Conta uma antiga lenda que dois jovens da China se casaram. À época, os casamentos eram arranjados e - não muito raro - os pais nem sequer conheciam antes a pessoa que se casaria com seu filho ou sua filha. No caso dos nubentes, eles eram de aldeias distantes uma da outra.
Assim, como mandava a tradição, a noiva mudou-se e foi integrada à família de seu marido. Passou a morar na casa da família dele. E para a sua sorte (ou azar), o rapaz vivia apenas com a mãe.
Logo, ao chegar na sua nova morada, ela já percebeu o que a aguardava. Pois a sogra informou-a sobre uma série de regras e tarefas domésticas que ela deveria cumprir.
Assim, os dias foram passando e - por mais que ela se esforçasse - a sogra exigia sempre mais dela. E nada do que a moça fazia estava bom. Praticamente tudo que ela fazia tinha de ser refeito.
A moça tentou dialogar sobre isso com o marido, algo que não fazia parte do costume da aldeia. E como era uma altercação entre duas mulheres, principalmente por se tratar de sua mãe e sua esposa, o jovem homem se omitia. Silenciava. E uma rara vez que se pronunciou sobre isso, dadas as insistências da esposa, ele disse: "você e ela devem resolver isto sozinhas!"
A jovem tentou dialogar com a sua sogra mas aí as coisas pareciam ter piorado. Pois a senhora distorcia tudo que a nora afirmava no diálogo. Ou perguntava e a desmentia sobre fatos ocorridos, quando se via sem saída por causa dos arqumentos da moça.
Destarte, o sentimento de frustração da jovem era crescente.
A moça, da condição de preocupada, passou a alternar seus sentimentos entre o ódio e a tristeza em relação à convivência com a sogra. E esta andava difamando-a para os vizinhos. Dizia que a moça era uma péssima esposa. Não cuidava direito do marido. Que cozinhava com muita má vontade. E que não era asseada nem com a casa nem consigo mesma.

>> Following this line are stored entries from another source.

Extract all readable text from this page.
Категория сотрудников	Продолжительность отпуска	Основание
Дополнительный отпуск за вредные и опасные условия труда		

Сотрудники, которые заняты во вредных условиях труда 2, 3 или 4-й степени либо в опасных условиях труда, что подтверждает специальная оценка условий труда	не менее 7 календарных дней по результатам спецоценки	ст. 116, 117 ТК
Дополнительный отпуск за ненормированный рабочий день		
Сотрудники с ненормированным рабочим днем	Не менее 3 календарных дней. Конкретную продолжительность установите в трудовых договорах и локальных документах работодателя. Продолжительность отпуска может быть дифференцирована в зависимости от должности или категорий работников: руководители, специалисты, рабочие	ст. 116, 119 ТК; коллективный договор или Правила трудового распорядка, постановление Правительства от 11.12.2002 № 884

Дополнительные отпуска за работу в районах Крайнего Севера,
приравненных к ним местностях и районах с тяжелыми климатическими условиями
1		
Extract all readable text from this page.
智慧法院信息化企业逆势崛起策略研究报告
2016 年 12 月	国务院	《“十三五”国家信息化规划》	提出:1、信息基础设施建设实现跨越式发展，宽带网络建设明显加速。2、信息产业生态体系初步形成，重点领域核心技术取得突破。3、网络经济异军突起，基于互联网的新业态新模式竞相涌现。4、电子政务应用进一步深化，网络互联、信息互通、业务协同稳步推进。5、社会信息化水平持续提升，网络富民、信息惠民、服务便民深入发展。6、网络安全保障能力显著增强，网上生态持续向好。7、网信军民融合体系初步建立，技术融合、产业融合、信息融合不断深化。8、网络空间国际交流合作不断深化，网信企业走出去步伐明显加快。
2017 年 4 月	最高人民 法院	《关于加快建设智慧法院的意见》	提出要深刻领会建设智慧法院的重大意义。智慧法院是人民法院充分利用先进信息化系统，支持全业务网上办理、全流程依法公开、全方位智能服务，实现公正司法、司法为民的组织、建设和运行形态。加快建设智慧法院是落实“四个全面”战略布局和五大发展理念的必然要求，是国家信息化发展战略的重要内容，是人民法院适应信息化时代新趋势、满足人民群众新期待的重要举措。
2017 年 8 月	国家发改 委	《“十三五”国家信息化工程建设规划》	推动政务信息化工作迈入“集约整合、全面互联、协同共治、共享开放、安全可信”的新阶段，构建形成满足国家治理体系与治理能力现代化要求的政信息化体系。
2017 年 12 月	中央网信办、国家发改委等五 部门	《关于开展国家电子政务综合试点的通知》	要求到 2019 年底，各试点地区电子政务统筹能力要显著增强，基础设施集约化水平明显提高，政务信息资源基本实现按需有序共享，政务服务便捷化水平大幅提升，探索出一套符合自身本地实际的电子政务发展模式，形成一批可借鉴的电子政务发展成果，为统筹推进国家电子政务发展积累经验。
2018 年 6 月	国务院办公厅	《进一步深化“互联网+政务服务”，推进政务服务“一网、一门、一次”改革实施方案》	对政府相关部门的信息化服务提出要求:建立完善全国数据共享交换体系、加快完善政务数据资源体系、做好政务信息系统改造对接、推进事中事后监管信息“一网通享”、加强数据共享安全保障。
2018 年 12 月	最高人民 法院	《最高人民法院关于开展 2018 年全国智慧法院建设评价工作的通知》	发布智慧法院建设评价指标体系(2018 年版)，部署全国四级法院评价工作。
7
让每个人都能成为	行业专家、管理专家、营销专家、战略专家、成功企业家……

E assim, a cada dia, a moça recrudescia o seu comportamento em relação à sogra. E a convivência das duas se tornou um inferno!
Em menos de três meses de casada a moça só pensava em fugir. Mas não sabia para onde. Pois para sua família não poderia mais voltar. Além da distância, isso seria uma desonra e uma vergonha para os seus pais.
Até que um dia ela ficou sabendo que um raizero se instalou na aldeia. E ela foi até ele fazer uma encomenda bastante inusitada.
Juntou umas economias que o marido havia guardado em casa, se arrumou toda e buscou o alquimista fitoterápico, no centro da aldeia.
Ao encontrá-lo, ela esperou que ele se desobrigasse de uma cliente que já estava sendo atendida. Até que chegou sua vez.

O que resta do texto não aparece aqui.